Scalping is an important trading technique for new traders to learn. Yesterday was a great example for why. But let me take a step back. Every so often we get a cocky young student who strides into my office and asks direct questions. The last young such kid started with, “do you just teach scalping techniques?” A perfectly legitimate question. But it was the way he asked the question. He asked as if scalping was beneath him, a way of making money that was in some way inferior. Oh to be young again. And I said, “no, but we scalp when a trade calls for a scalp.”
Yesterday there was not a whole lot going on compared to last week. AMGN had some news, but that is a pretty tough day trading stock for most (Mr. Spencer explained why during our AM meeting). So a couple of our new traders stuck with secondary plays and followed up in HK. They watched the way HK moved with the XLE (charts below) and when the stock was a bit too high they scalped it and got short. And when the stock was a bit too low they scalped it and got long. Both had excellent trading days.
At the end of the month when those two new traders cash their rather impressive checks earned trading, the bank is not gonna ask how they made their money. The bank is not gonna say,” I am sorry but we cannot cash this check because you earned some of it scalping.” The bank is gonna cash their checks.

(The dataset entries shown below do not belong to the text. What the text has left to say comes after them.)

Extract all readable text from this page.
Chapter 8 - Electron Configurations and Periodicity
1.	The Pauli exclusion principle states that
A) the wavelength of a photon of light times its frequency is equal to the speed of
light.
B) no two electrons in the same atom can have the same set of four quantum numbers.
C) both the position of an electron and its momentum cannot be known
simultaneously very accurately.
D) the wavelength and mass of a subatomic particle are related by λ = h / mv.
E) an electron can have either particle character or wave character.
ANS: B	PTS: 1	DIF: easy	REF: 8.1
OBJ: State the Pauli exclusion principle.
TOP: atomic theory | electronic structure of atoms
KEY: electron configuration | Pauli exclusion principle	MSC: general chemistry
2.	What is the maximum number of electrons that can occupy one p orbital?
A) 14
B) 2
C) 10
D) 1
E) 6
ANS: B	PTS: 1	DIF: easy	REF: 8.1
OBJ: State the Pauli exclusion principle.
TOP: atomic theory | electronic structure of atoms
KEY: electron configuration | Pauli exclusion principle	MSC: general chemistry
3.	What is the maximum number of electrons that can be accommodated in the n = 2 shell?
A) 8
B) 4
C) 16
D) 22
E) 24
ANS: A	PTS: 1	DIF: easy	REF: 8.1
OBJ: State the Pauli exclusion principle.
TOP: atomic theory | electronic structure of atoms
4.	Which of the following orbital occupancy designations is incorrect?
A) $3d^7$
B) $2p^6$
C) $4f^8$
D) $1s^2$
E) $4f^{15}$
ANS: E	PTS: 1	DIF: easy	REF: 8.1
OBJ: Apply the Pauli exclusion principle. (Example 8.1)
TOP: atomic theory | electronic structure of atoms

Scalping is a day trading technique a new trader should learn. It’s easy. It’s a way to put some money into your pockets while you are learning. It’s a way to turn a slow day, like today, into a solid trading day. But most importantly you should be a well rounded trader. Scalping should not be your only technique, though I know some consistently profitable scalpers. It’s one of the many trading plays that we teach. But sometimes a trade calls for a scalp and you should have that play in your playbook.
3 Comments on “Scalping”
Great post. This sort of information is great for a cocky young student like me ;).
I haven’t yet encountered a scalping strategy that uses price performance relative to the sector as a mean-reversion technique. Do you just eyeball the two charts on an overlay or do you combine the charts on a ratio (HK:XLE)?
I’ve been watching HK for a couple days now. I’m waiting for it to break 35 to put in a new higher high and break the downtrend it’s been in since the 14th. Looking at the September 35 calls with a stop at 30.
Great post. This sort of information is great for a cocky young student like me ;).
I haven’t yet encountered a scalping strategy that uses price performance relative to the sector as a mean-reversion technique. Do you just eyeball the two charts on an overlay or do you combine the charts on a ratio (HK:XLE)?
I’ve been watching HK for a couple days now. I’m waiting for it to break 35 to put in a new higher high and break the downtrend it’s been in since the 14th. Looking at the September 35 calls with a stop at 30.
That is certainly a start. But not as simple as that. Scalping is more a game of pattern recognition and discipline. And it takes some time to get good at it. Certainly use XLE as an indicator when you trade HK. This will help you find an edge for certain trades.